Manulife US REIT's (MUST) net property income (NPI) rose 33.8% YoY to $37.74m in Q2 from $28.21m in the same period last year, an announcement revealed. Revenue rose 33.2% to $45.02m from $59.96m over the same period.
In the first half of the year, NPI surged 30.8% YoY to $72.46m in H1 2019 from $55.42m. Revenue also jumped 30.8% YoY to $72.36m from $88.45m.
The strong half-year performance growth was mainly attributed to contributions from Centerpointe which the REIT acquired on 10 May, as well as from Penn and Phipps which it bought on 22 June last year.
This increased their property operating expenses by 31.1% YoY to $42.92m for H1 2019. Finance expenses also increased 60.8% YoY to $16.75m due to additional loans incurred to partially finance the new acquisitions.
Meanwhile, net income decreased 45.5% YoY to $22.98m, as unrealised fair value loss on derivatives and investment properties of $1.25m and $20.63m, respectively.
The latter, compared to the fair value loss on investment properties in H1 2018 at $13.57m was largely due to a larger increase to capital expenditures and leasing costs than in appraised fair values. The former was due to change in fair value from the movements in market interest rates.

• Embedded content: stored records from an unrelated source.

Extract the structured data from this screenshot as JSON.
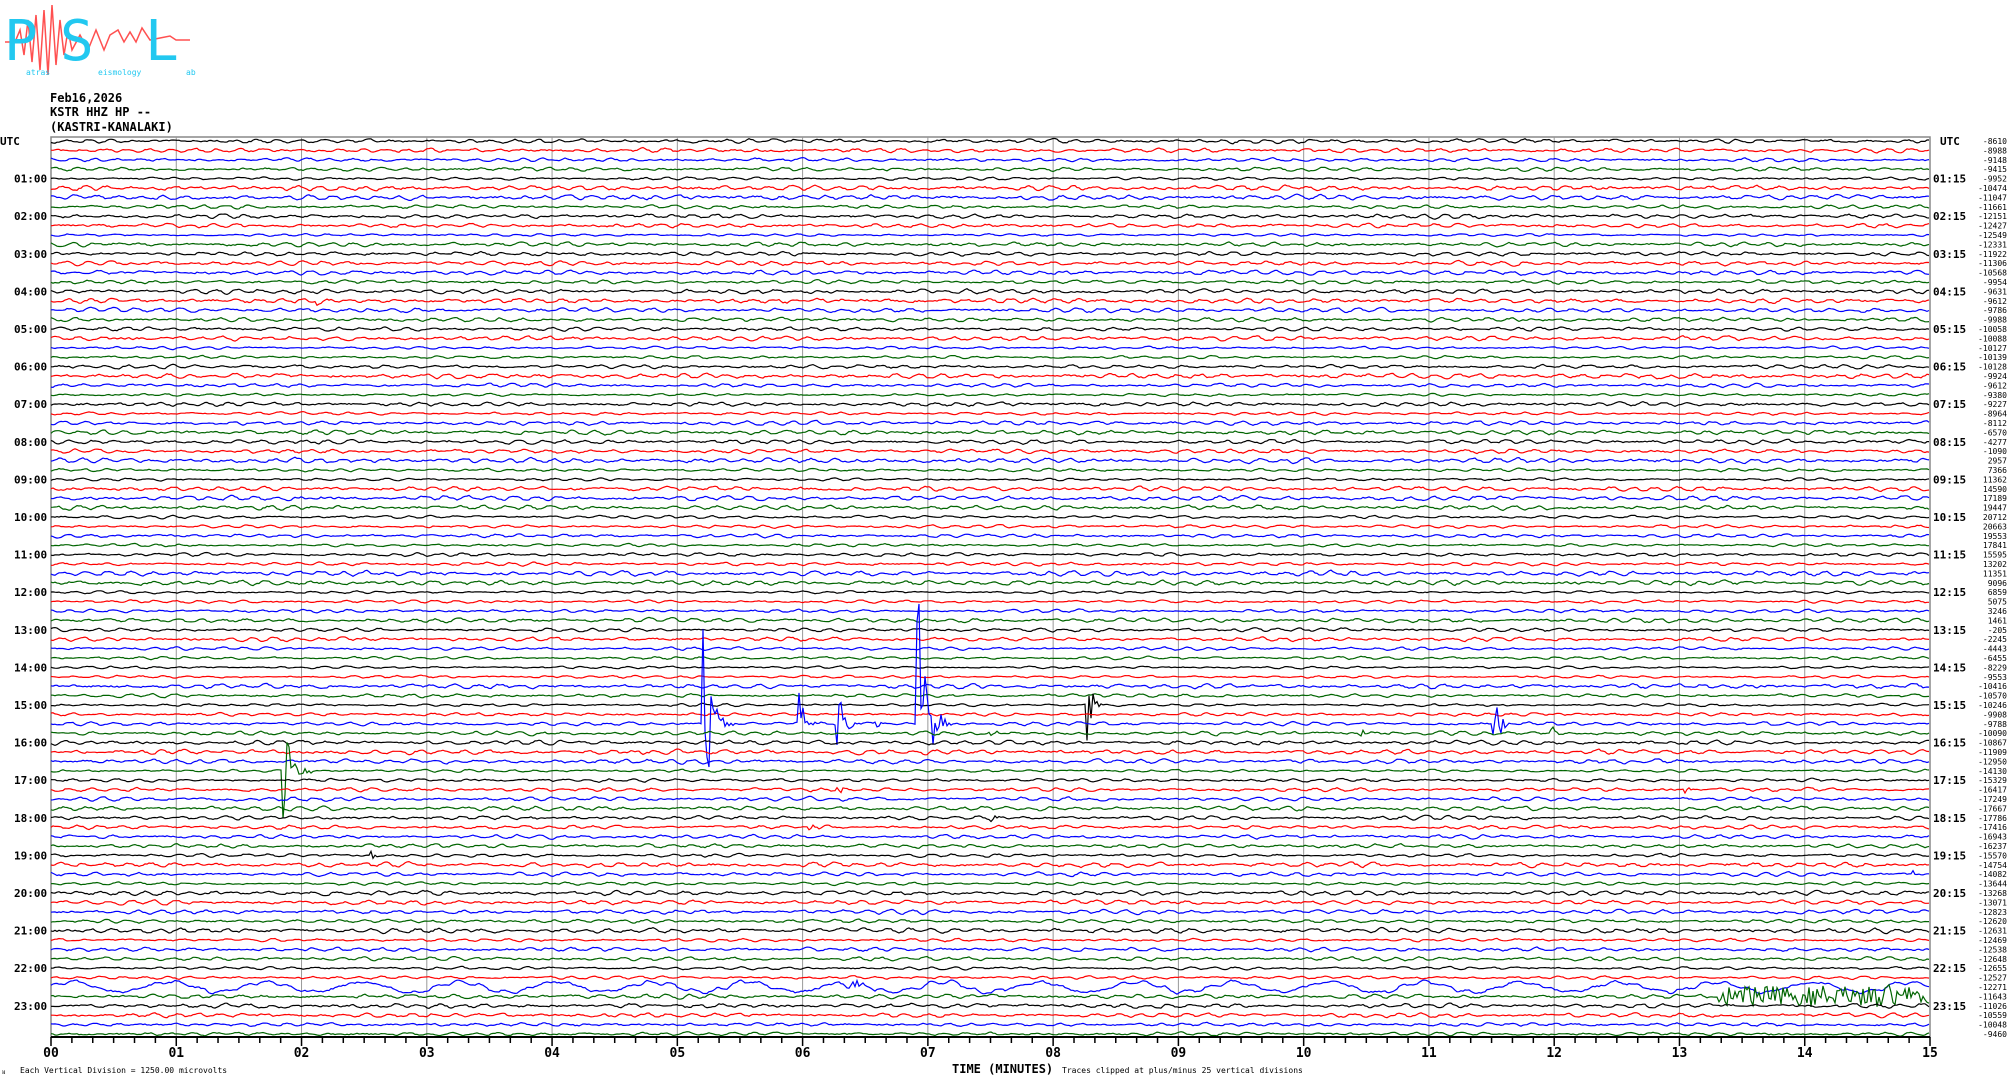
{
  "logo": {
    "letters": [
      "P",
      "S",
      "L"
    ],
    "subtext": [
      "atras",
      "eismology",
      "ab"
    ],
    "full_name": "Patras Seismology Lab",
    "letter_color": "#22c8f0",
    "wave_color": "#ff4040"
  },
  "header": {
    "date": "Feb16,2026",
    "channel": "KSTR HHZ HP --",
    "station": "(KASTRI-KANALAKI)"
  },
  "chart_data": {
    "type": "line",
    "subtype": "helicorder",
    "xlabel": "TIME (MINUTES)",
    "xlim": [
      0,
      15
    ],
    "x_ticks": [
      "00",
      "01",
      "02",
      "03",
      "04",
      "05",
      "06",
      "07",
      "08",
      "09",
      "10",
      "11",
      "12",
      "13",
      "14",
      "15"
    ],
    "left_axis_title": "UTC",
    "right_axis_title": "UTC",
    "left_labels": [
      "01:00",
      "02:00",
      "03:00",
      "04:00",
      "05:00",
      "06:00",
      "07:00",
      "08:00",
      "09:00",
      "10:00",
      "11:00",
      "12:00",
      "13:00",
      "14:00",
      "15:00",
      "16:00",
      "17:00",
      "18:00",
      "19:00",
      "20:00",
      "21:00",
      "22:00",
      "23:00"
    ],
    "right_labels": [
      "01:15",
      "02:15",
      "03:15",
      "04:15",
      "05:15",
      "06:15",
      "07:15",
      "08:15",
      "09:15",
      "10:15",
      "11:15",
      "12:15",
      "13:15",
      "14:15",
      "15:15",
      "16:15",
      "17:15",
      "18:15",
      "19:15",
      "20:15",
      "21:15",
      "22:15",
      "23:15"
    ],
    "trace_count": 96,
    "trace_minutes": 15,
    "trace_colors": [
      "#000000",
      "#ff0000",
      "#0000ff",
      "#006400"
    ],
    "grid": true,
    "trace_offsets": [
      -8610,
      -8988,
      -9148,
      -9415,
      -9952,
      -10474,
      -11047,
      -11661,
      -12151,
      -12427,
      -12549,
      -12331,
      -11922,
      -11306,
      -10568,
      -9954,
      -9631,
      -9612,
      -9786,
      -9988,
      -10058,
      -10088,
      -10127,
      -10139,
      -10128,
      -9924,
      -9612,
      -9380,
      -9227,
      -8964,
      -8112,
      -6570,
      -4277,
      -1090,
      2957,
      7366,
      11362,
      14590,
      17189,
      19447,
      20712,
      20663,
      19553,
      17841,
      15595,
      13202,
      11351,
      9096,
      6859,
      5075,
      3246,
      1461,
      -205,
      -2245,
      -4443,
      -6455,
      -8229,
      -9553,
      -10416,
      -10570,
      -10246,
      -9908,
      -9788,
      -10090,
      -10867,
      -11909,
      -12950,
      -14130,
      -15329,
      -16417,
      -17249,
      -17667,
      -17786,
      -17416,
      -16943,
      -16237,
      -15570,
      -14754,
      -14082,
      -13644,
      -13268,
      -13071,
      -12823,
      -12620,
      -12631,
      -12469,
      -12538,
      -12648,
      -12655,
      -12527,
      -12271,
      -11643,
      -11026,
      -10559,
      -10048,
      -9460
    ],
    "events": [
      {
        "trace": 17,
        "minute": 2.1,
        "amp": 6,
        "dur": 0.4
      },
      {
        "trace": 67,
        "minute": 1.84,
        "amp": 90,
        "dur": 0.25
      },
      {
        "trace": 62,
        "minute": 5.2,
        "amp": 120,
        "dur": 0.25
      },
      {
        "trace": 62,
        "minute": 5.96,
        "amp": 45,
        "dur": 0.2
      },
      {
        "trace": 62,
        "minute": 6.27,
        "amp": 50,
        "dur": 0.2
      },
      {
        "trace": 62,
        "minute": 6.55,
        "amp": 15,
        "dur": 0.15
      },
      {
        "trace": 62,
        "minute": 6.9,
        "amp": 180,
        "dur": 0.3
      },
      {
        "trace": 63,
        "minute": 7.5,
        "amp": 14,
        "dur": 0.15
      },
      {
        "trace": 60,
        "minute": 8.26,
        "amp": 60,
        "dur": 0.15
      },
      {
        "trace": 63,
        "minute": 10.44,
        "amp": 10,
        "dur": 0.1
      },
      {
        "trace": 62,
        "minute": 11.51,
        "amp": 40,
        "dur": 0.2
      },
      {
        "trace": 63,
        "minute": 11.97,
        "amp": 12,
        "dur": 0.15
      },
      {
        "trace": 73,
        "minute": 6.04,
        "amp": 6,
        "dur": 0.25
      },
      {
        "trace": 69,
        "minute": 6.27,
        "amp": 16,
        "dur": 0.1
      },
      {
        "trace": 69,
        "minute": 13.04,
        "amp": 6,
        "dur": 0.1
      },
      {
        "trace": 76,
        "minute": 2.54,
        "amp": 8,
        "dur": 0.1
      },
      {
        "trace": 72,
        "minute": 7.5,
        "amp": 5,
        "dur": 0.2
      },
      {
        "trace": 90,
        "minute": 6.3,
        "amp": 18,
        "dur": 0.3
      },
      {
        "trace": 91,
        "minute": 13.3,
        "amp": 10,
        "dur": 1.7
      },
      {
        "trace": 78,
        "minute": 14.85,
        "amp": 8,
        "dur": 0.1
      }
    ]
  },
  "footer": {
    "scale_note": "Each Vertical Division = 1250.00 microvolts",
    "clip_note": "Traces clipped at plus/minus 25 vertical divisions",
    "corner_mark": "ᴚ"
  }
}
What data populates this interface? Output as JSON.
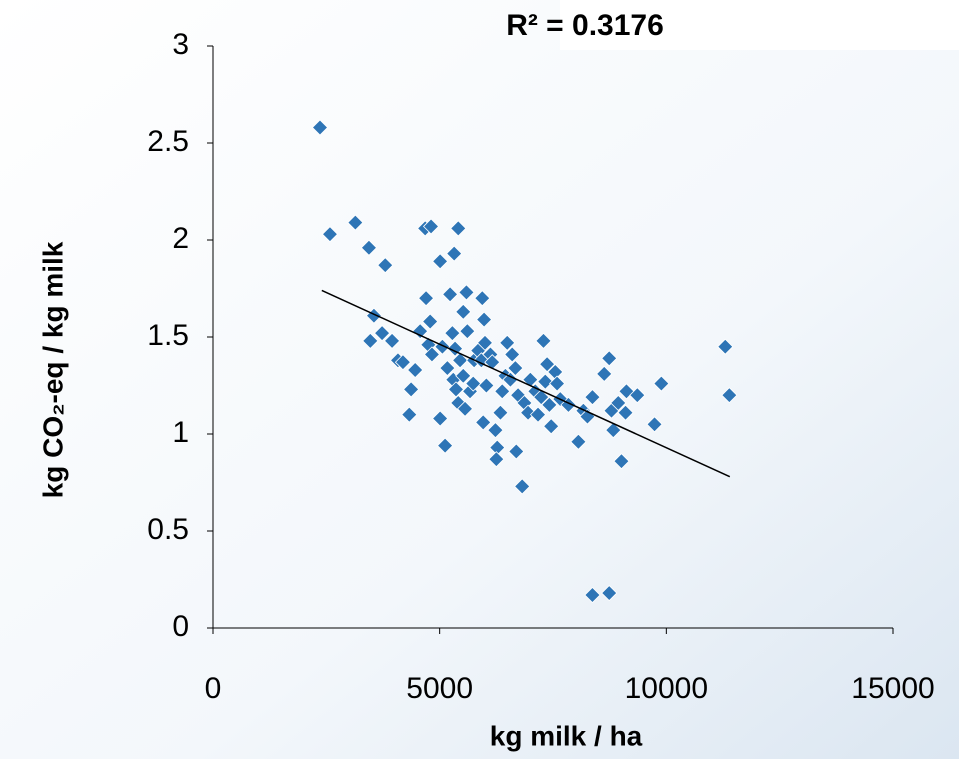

The recognition of unrealised fair value loss on investment properties resulted in a reversal of deferred tax expenses causing a 65.5% YoY decrease in tax expense at $3.60m.
In addition, the net income available for distribution to unit holders was at $22.98m, 45.5% lower than the previous year due to higher net property income.
The firm also reported a committed occupancy of 97.2% and a weighted average lease expiry of 6.2 years by net lettable area as of 20 June.